Узнав, что я бывший офицер, тоже казак, но только Терского войска, Водопьянов приходит в восторг.
— Казачки, значит, оба... Вот здорово! Ну, это, брат, надо отметить. Иначе свинья я буду, если не выпьем! — бормочет он и лезет под кровать.
Спустя минуту он вытягивает оттуда немецкую фляжку, отвинчивает пробку.
— Германская... После конной атаки под Ченстоховом взял... так с собой ее и вожу. Предмет первой необходимости, — он нюхает горлышко фляжки и умильно говорит: — А-ро-мат!
Затем наливает мне и себе по полстакана какой-то желтовато-мутной жидкости.
Странный запах, отдаленно напоминающий сивуху, перемешанный с неочищенным бензином, проносится в воздухе.
— Что это? — спрашиваю его.
— Автоконьяк. До Шустовского далеко, но... — и он с наслаждением нюхает стакан, — для войны — восхитительно! Твое здоровье, казачина-односум.
Водопьянов обнимает меня, мы чокаемся, и я залпом выпиваю «автоконьяк».
Горло обжигает с такой силой, что я, задыхаясь от кашля, со слезящимися глазами, раскрыв рот, глотаю воздух. Вонь неочищенного бензина и третьесортной сивухи заполнила меня всего.
— От и здорово, а еще казак?.. Да что, браток, как девка, закашлялся. Это ж коньяк первый сорт... жаль — весь, — и он с сокрушением переворачивает вверх дном флягу.
— Теперь не скоро достану. Ведь я это берег на случай ранения. Если в грудь ранит — сыпь туда перцу и... лучше всякого бальзама. Да хватит, вот раскашлялся. На, запей водой, — советует он.

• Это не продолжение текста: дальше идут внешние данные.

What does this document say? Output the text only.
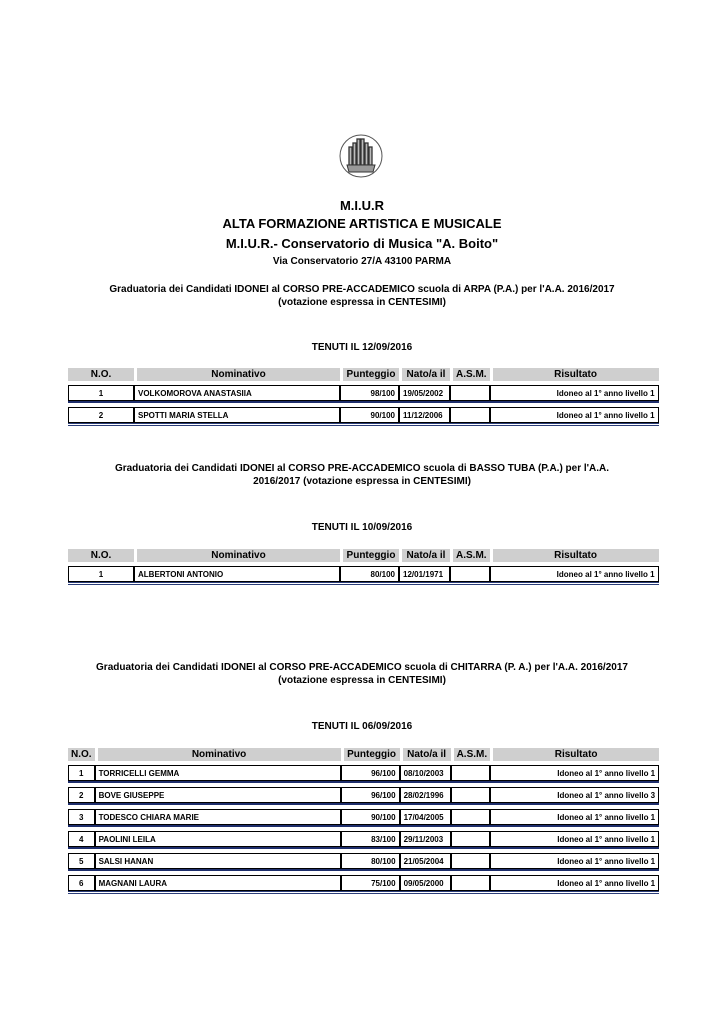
M.I.U.R

ALTA FORMAZIONE ARTISTICA E MUSICALE

M.I.U.R.- Conservatorio di Musica "A. Boito"

Via Conservatorio 27/A 43100 PARMA

Graduatoria dei Candidati IDONEI al CORSO PRE-ACCADEMICO scuola di ARPA (P.A.) per l'A.A. 2016/2017
(votazione espressa in CENTESIMI)

TENUTI IL 12/09/2016

N.O.	Nominativo	Punteggio	Nato/a il	A.S.M.	Risultato

1	VOLKOMOROVA ANASTASIIA	98/100	19/05/2002		Idoneo al 1° anno livello 1

2	SPOTTI MARIA STELLA	90/100	11/12/2006		Idoneo al 1° anno livello 1

Graduatoria dei Candidati IDONEI al CORSO PRE-ACCADEMICO scuola di BASSO TUBA (P.A.) per l'A.A.
2016/2017 (votazione espressa in CENTESIMI)

TENUTI IL 10/09/2016

N.O.	Nominativo	Punteggio	Nato/a il	A.S.M.	Risultato

1	ALBERTONI ANTONIO	80/100	12/01/1971		Idoneo al 1° anno livello 1

Graduatoria dei Candidati IDONEI al CORSO PRE-ACCADEMICO scuola di CHITARRA (P. A.) per l'A.A. 2016/2017
(votazione espressa in CENTESIMI)

TENUTI IL 06/09/2016

N.O.	Nominativo	Punteggio	Nato/a il	A.S.M.	Risultato

1	TORRICELLI GEMMA	96/100	08/10/2003		Idoneo al 1° anno livello 1

2	BOVE GIUSEPPE	96/100	28/02/1996		Idoneo al 1° anno livello 3

3	TODESCO CHIARA MARIE	90/100	17/04/2005		Idoneo al 1° anno livello 1

4	PAOLINI LEILA	83/100	29/11/2003		Idoneo al 1° anno livello 1

5	SALSI HANAN	80/100	21/05/2004		Idoneo al 1° anno livello 1

6	MAGNANI LAURA	75/100	09/05/2000		Idoneo al 1° anno livello 1
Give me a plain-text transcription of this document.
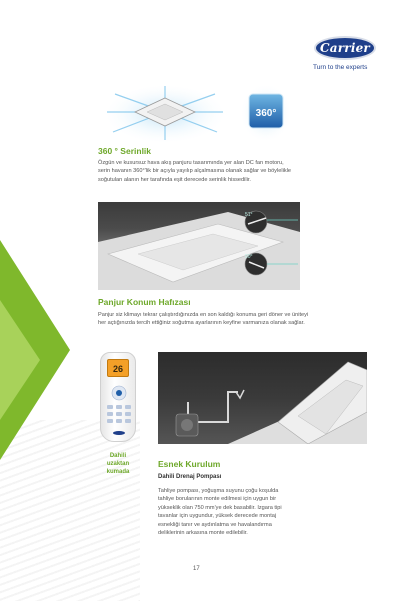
Carrier
Turn to the experts
360°
360 ° Serinlik
Özgün ve kusursuz hava akış panjuru tasarımında yer alan DC fan motoru,
serin havanın 360°'lik bir açıyla yayılıp alçalmasına olanak sağlar ve böylelikle
soğutulan alanın her tarafında eşit derecede serinlik hissedilir.
51°
90°
Panjur Konum Hafızası
Panjur siz klimayı tekrar çalıştırdığınızda en son kaldığı konuma geri döner ve üniteyi
her açtığınızda tercih ettiğiniz soğutma ayarlarının keyfine varmanıza olanak sağlar.
26
Dahili
uzaktan
kumada
Esnek Kurulum
Dahili Drenaj Pompası
Tahliye pompası, yoğuşma suyunu çoğu koşulda
tahliye borularının monte edilmesi için uygun bir
yükseklik olan 750 mm'ye dek basabilir. Izgara tipi
tavanlar için uygundur, yüksek derecede montaj
esnekliği tanır ve aydınlatma ve havalandırma
deliklerinin arkasına monte edilebilir.
17
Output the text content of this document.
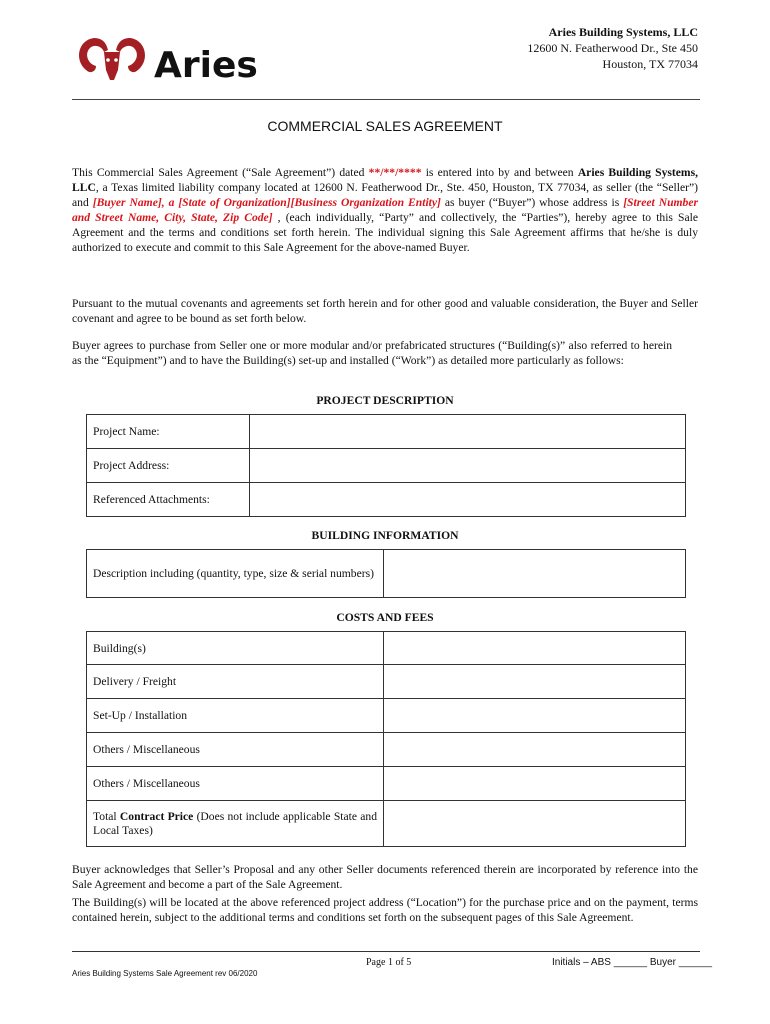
Aries
Aries Building Systems, LLC
12600 N. Featherwood Dr., Ste 450
Houston, TX 77034
COMMERCIAL SALES AGREEMENT
This Commercial Sales Agreement (“Sale Agreement”) dated **/**/**** is entered into by and between Aries Building Systems, LLC, a Texas limited liability company located at 12600 N. Featherwood Dr., Ste. 450, Houston, TX 77034, as seller (the “Seller”) and [Buyer Name], a [State of Organization][Business Organization Entity] as buyer (“Buyer”) whose address is [Street Number and Street Name, City, State, Zip Code] , (each individually, “Party” and collectively, the “Parties”), hereby agree to this Sale Agreement and the terms and conditions set forth herein. The individual signing this Sale Agreement affirms that he/she is duly authorized to execute and commit to this Sale Agreement for the above-named Buyer.
Pursuant to the mutual covenants and agreements set forth herein and for other good and valuable consideration, the Buyer and Seller covenant and agree to be bound as set forth below.
Buyer agrees to purchase from Seller one or more modular and/or prefabricated structures (“Building(s)” also referred to herein as the “Equipment”) and to have the Building(s) set-up and installed (“Work”) as detailed more particularly as follows:
PROJECT DESCRIPTION
Project Name:	
Project Address:	
Referenced Attachments:	
BUILDING INFORMATION
Description including (quantity, type, size & serial numbers)	
COSTS AND FEES
Building(s)	
Delivery / Freight	
Set-Up / Installation	
Others / Miscellaneous	
Others / Miscellaneous	
Total Contract Price (Does not include applicable State and Local Taxes)	
Buyer acknowledges that Seller’s Proposal and any other Seller documents referenced therein are incorporated by reference into the Sale Agreement and become a part of the Sale Agreement.
The Building(s) will be located at the above referenced project address (“Location”) for the purchase price and on the payment, terms contained herein, subject to the additional terms and conditions set forth on the subsequent pages of this Sale Agreement.
Page 1 of 5	Initials – ABS ______ Buyer ______
Aries Building Systems Sale Agreement rev 06/2020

С наслаждением выпиваю целый жбан холодной воды. Кашель проходит, дышать становится легче, и я скорей прощаюсь с гостеприимным хозяином.
— Будь здоров. А насчет своих людей не беспокойся. Что нам, то и им. А в случае боя беру с собой. Кавказцы, я знаю, народ горячий, храбрый. И рубить, и стрелять, и на коне в атаку ходить умеют.
Он дружески провожает меня до ворот казармы, в которой расположена его бригада.
* * *
— Читали вы «Двенадцать» Блока? — спросил меня Киров, спросил неожиданно и как раз в тот момент, когда разговор шел о необходимости усилить агитационную работу в частях Астраханского гарнизона.
— Нет... а что это... хорошо?
— Великолепно. Я не большой ценитель стихов, но, конечно, люблю Лермонтова, Пушкина, Некрасова... Люблю и Тютчева, и Фета, и даже Надсона люблю, не говоря уж об Алексее Константиновиче Толстом. В стихах, помимо ясной мысли и художественных образов, есть чистый подлинно народный русский язык, а вот у ваших, — он как-то особенно насмешливо протянул, — возлюбленных, Бальмонта и Северянина, все как-то неестественно и вычурно, как не бывает в жизни... Какая-то парфюмерия, черт возьми, а не литература. Я не против этих поэтов, но есть лучше, например Брюсов или Блок. Вот вы читали стихотворение Блока «На железной дороге» или «Новая Америка»? Потом и у Скитальца тоже можно кое-чему поучиться. Ну, а чему научишься у вашего Северянина или у заумных виршеплетов?
Вечером я, как обычно в четверг, пришел в литературный кружок, организованный при нашей армейской газете «Красный воин». Было тут человек 25–30 начинающих поэтов, прозаиков, очеркистов. В большинстве красноармейцы, политработники и моряки с судов Волжско-Каспийской флотилии. Руководили занятиями местный поэт Анчаров, любивший без меры и без устали декламировать Бодлера, и застрявший в Астрахани петроградский профессор Майстрах.
Кружок посещался вяло. Матросы скучали, и в их сочных зевках тонул деревянный голос лектора.
Неожиданно в комнату вошел Киров. Он поздоровался и молча сел позади всех. Профессора еще не было, не было и любителя Бодлера, поэта Анчарова. Беседа, как всегда, завязалась сама собой. Киров спросил о том, как идут дела кружка, чему уже научились кружковцы и довольны ли они педагогом.
— Да как сказать, товарищ Киров, так, из пустого в порожнее переливаем, — угрюмо сказал кто-то.
— А почему так? — хитро улыбнулся Сергей Миронович.
— С ними, гляди, как бы и то, что знаем, не позабыли, — сказал инструктор политотдела.